C’est en septembre 2020, à l’occasion d’une réunion du conseil d’administration de Paris 2024, que le choix de Paris La Défense Arena a été acté. Dans le communiqué résumant cette réunion, on lit que le conseil d’administration, «invité à délibérer sur le principe d’une meilleure utilisation des sites déjà existants», a pris acte (entre autres) du «déplacement de la natation et des finales de water-polo à Paris La Défense Arena». La révision de la carte des sites de compétition «a été lancée dès le printemps 2020», suivant différents critères dont «la réduction des coûts», contextualise un second communiqué. «Les décisions prises en septembre 2020 […] ont répondu à la nécessité de contenir les conséquences de l’évolution du coût du Centre aquatique olympique, manifestement sous-évalué à l’origine», relève encore la Cour des comptes dans un rapport remis au Parlement il y a un an.
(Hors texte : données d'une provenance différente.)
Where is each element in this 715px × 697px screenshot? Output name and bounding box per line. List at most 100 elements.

«Capacité d’accueil importante» de Paris La Défense Arena
Mais à quand remontent les premiers échanges autour d’une potentielle organisation des épreuves de natation entre les murs de Paris La Défense Arena, qui devait initialement recevoir les épreuves de gymnastique ? D’après L’Express, dès juillet 2019, des responsables de «l’arène» auraient été consultés par le Cojop sur leur latitude à accueillir la natation. «Fin 2019-début 2020 on commence à discuter piscine», retrace pour sa part un porte-parole de Paris La Défense Arena joint par CheckNews. A sa connaissance, d’autres options ont été étudiées, mais ce qui a séduit l’organisation des Jeux, c’est notamment «la capacité d’accueil importante» de la salle en sachant que «la natation est un des sports olympiques les plus suivis», ainsi que sa modularité «qui permet d’accueillir des bassins tout en garantissant un nombre de places assises suffisant».
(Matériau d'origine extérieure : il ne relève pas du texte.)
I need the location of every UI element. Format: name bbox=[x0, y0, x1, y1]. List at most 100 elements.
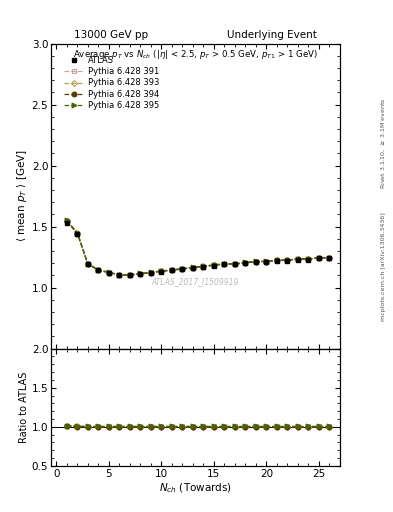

En décembre 2022, Cojop et propriétaires de la salle ont finalement conclu un contrat de location moyennant plusieurs dizaines de millions d’euros. «Nous louons la salle et nous mettons à disposition une équipe réduite, mais nous ne sommes pas engagés dans l’organisation de l’événement», qui reste à la charge du Cojop, précise le même porte-parole. Dans le détail, la salle sera mise à la disposition du comité d’organisation pendant toute la période de location, qui court du 15 mai au 15 octobre, avec une phase de montage devant s’étaler entre le 20 mai et le 27 juin. Sur le sol de Paris La Défense Arena – des plaques rigides recouvrant une pelouse synthétique, comme dans sa configuration pour les concerts –, seront alors installés deux bassins olympiques provisoires, voués à être démontés à l’issue des Jeux. Et la salle pourra alors accueillir, dans cette «configuration natation», 14 500 spectateurs, selon le Cojop.